Word Timestamps error: RuntimeError: The expanded size of the tensor (69) must match the existing size (72) at non-singleton dimension 1. Target sizes: [1, 69]. Tensor sizes: [72] whisper word.
Hey,
i am using the following code. it works fine when i change return_timestamps = True but converting to "word" gives me this error. i also tried with batch size = 1 and setting tokenizer.config. max token length. My audio is around 1 to 2 hr long.
from logger import logger
import os
from glob import glob
import torch
from transformers import AutoModelForSpeechSeq2Seq, AutoProcessor, pipeline
from utils import ms_to_hmsms, log_vram_usage
class WhisperHFTranscriber:
def init(self, model_id="openai/whisper-large-v3", device="cuda:0"):
logger.info(f"Using device for transcription: {device}")
self._model_id = model_id
self._device = device
dtype = torch.float16 if torch.cuda.is_available() else torch.float32
model = AutoModelForSpeechSeq2Seq.from_pretrained(model_id, torch_dtype=dtype, low_cpu_mem_usage=True, use_safetensors=True).to(device)
log_vram_usage("Before Whisper HF ram usage")
processor = AutoProcessor.from_pretrained(model_id)
self.pipe = pipeline("automatic-speech-recognition",
model=model,
tokenizer=processor.tokenizer,
feature_extractor=processor.feature_extractor,
chunk_length_s=30,
batch_size=16,
torch_dtype=dtype,
device=device)
log_vram_usage("After Whisper HF ram usage")
def transcribe_directory(self, input_dir, output_dir):
os.makedirs(output_dir, exist_ok=True)
audio_files = glob(os.path.join(input_dir, "*.wav"))
if not audio_files:
logger.warning(f"No audio files found in {input_dir}. Please check the directory.")
return
logger.info(f"Found {len(audio_files)} audio file(s) to transcribe.")
for audio_path in audio_files:
name = os.path.splitext(os.path.basename(audio_path))[0]
logger.info(f"Transcribing: {name}")
generate_kwargs = {
"language": "de",
}
result = self.pipe(audio_path, return_timestamps=True)
# Save plain text
with open(os.path.join(output_dir, "full_transcription.txt"), "w", encoding="utf-8") as f:
f.write(result.get("text", ""))
#logger.info(f"Chunks: {result.get('chunks')}")
segment_txt_path = os.path.join(output_dir, "segment_timestamps.txt")
with open(segment_txt_path, "w", encoding="utf-8") as f:
for segment in result.get("chunks", []):
timestamp = segment.get("timestamp", None)
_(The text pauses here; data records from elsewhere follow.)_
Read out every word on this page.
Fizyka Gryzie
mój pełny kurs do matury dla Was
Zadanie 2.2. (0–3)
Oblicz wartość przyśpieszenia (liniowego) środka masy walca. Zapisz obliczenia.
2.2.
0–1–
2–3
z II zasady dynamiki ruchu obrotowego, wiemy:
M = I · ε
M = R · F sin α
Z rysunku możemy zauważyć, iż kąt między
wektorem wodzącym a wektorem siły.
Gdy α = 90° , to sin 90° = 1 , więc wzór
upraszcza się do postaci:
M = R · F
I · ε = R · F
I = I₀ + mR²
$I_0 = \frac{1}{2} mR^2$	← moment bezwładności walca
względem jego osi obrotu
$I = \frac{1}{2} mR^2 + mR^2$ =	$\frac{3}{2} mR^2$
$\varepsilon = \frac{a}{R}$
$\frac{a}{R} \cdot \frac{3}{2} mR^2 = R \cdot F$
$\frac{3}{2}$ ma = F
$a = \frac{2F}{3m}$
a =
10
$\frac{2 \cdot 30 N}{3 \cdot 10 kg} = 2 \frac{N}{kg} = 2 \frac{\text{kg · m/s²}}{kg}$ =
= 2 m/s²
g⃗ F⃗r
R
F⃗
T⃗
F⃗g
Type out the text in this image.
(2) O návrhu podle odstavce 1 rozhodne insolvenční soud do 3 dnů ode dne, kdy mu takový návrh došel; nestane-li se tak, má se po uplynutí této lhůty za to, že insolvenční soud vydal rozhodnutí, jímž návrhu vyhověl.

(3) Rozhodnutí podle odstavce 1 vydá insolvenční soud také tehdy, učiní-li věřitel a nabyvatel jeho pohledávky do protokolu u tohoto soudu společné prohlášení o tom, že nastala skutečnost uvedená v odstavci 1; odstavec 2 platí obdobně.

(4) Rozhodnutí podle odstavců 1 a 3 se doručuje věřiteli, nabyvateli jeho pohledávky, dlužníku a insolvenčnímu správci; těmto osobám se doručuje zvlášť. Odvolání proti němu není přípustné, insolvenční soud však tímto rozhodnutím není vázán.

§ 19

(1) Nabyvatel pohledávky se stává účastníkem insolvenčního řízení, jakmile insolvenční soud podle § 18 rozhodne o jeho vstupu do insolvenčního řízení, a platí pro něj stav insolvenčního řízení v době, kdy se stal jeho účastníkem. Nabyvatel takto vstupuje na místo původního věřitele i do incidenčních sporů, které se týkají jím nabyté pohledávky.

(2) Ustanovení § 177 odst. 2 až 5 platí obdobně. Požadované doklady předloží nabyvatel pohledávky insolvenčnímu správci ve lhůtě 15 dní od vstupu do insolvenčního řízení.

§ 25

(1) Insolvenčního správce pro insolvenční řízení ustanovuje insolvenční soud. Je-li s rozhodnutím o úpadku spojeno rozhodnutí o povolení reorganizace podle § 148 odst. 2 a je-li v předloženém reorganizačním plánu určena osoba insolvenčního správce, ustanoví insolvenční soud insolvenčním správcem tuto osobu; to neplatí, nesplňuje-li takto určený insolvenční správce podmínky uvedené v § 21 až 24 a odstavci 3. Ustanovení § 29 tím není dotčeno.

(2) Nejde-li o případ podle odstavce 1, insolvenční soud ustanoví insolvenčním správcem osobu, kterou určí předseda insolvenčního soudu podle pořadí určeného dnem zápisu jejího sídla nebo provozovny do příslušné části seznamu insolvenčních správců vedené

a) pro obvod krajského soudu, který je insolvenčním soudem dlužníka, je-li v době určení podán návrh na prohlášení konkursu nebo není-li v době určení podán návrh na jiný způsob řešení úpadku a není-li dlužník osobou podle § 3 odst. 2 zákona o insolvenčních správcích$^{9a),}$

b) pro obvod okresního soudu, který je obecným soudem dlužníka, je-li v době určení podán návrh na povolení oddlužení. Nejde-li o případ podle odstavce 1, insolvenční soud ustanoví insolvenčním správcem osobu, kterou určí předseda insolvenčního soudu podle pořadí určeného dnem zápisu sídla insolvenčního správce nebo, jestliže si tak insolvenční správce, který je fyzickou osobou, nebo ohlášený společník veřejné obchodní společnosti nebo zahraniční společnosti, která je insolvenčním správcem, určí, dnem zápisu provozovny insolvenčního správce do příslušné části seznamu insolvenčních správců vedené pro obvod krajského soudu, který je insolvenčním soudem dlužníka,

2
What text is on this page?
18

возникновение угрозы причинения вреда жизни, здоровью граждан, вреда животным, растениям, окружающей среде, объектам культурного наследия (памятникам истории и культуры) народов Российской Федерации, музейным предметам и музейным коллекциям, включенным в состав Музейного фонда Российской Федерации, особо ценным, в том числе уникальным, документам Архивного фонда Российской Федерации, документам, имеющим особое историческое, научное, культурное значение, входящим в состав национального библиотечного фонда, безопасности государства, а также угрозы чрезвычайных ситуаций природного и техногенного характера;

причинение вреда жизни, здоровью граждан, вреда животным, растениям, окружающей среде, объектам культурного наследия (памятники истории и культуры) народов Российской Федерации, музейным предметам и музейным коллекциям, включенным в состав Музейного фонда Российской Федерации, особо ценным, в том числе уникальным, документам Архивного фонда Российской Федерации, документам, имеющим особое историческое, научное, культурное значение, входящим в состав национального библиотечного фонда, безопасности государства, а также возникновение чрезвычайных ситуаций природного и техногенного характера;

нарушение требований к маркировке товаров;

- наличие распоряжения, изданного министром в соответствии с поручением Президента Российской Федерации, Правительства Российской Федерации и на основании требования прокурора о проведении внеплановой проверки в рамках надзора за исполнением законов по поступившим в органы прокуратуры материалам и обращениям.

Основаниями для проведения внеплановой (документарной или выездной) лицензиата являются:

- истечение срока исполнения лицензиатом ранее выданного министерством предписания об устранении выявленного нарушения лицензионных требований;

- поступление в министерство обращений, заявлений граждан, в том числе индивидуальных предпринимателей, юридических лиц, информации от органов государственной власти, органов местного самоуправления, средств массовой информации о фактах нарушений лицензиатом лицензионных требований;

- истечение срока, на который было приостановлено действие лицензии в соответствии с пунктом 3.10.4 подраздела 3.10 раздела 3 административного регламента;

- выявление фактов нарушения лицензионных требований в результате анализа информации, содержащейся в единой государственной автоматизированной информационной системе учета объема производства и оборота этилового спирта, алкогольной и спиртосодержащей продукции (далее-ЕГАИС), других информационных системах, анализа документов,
seg_text = segment.get("text", "").strip()
seg_start = seg_end = None
if isinstance(timestamp, (list, tuple)) and len(timestamp) == 2:
seg_start, seg_end = timestamp
if seg_start is not None or seg_end is not None:
start_str = f"{seg_start:.2f}" if seg_start is not None else "MISSING"
end_str = f"{seg_end:.2f}" if seg_end is not None else "MISSING"
f.write(f"[{start_str} - {end_str}] {seg_text}\n")
else:
f.write(f"[MISSING TIMESTAMP] {seg_text}\n")
# word_txt_path = os.path.join(output_dir, "word_timestamps.txt")
logger.info(f"Saved: {output_dir}/full_transcription.txt")
#logger.info(f"Saved: {output_dir}/word_timestamps.txt")
logger.info(f"Saved: {output_dir}/segment_timestamps.txt")
torch.cuda.empty_cache()
RuntimeError: The expanded size of the tensor (69) must match the existing size (72) at non-singleton dimension 1. Target sizes: [1, 69]. Tensor sizes: [72] whisper word
Same problem. Once I modify the example code to return_timestamps="word" it is not going to work.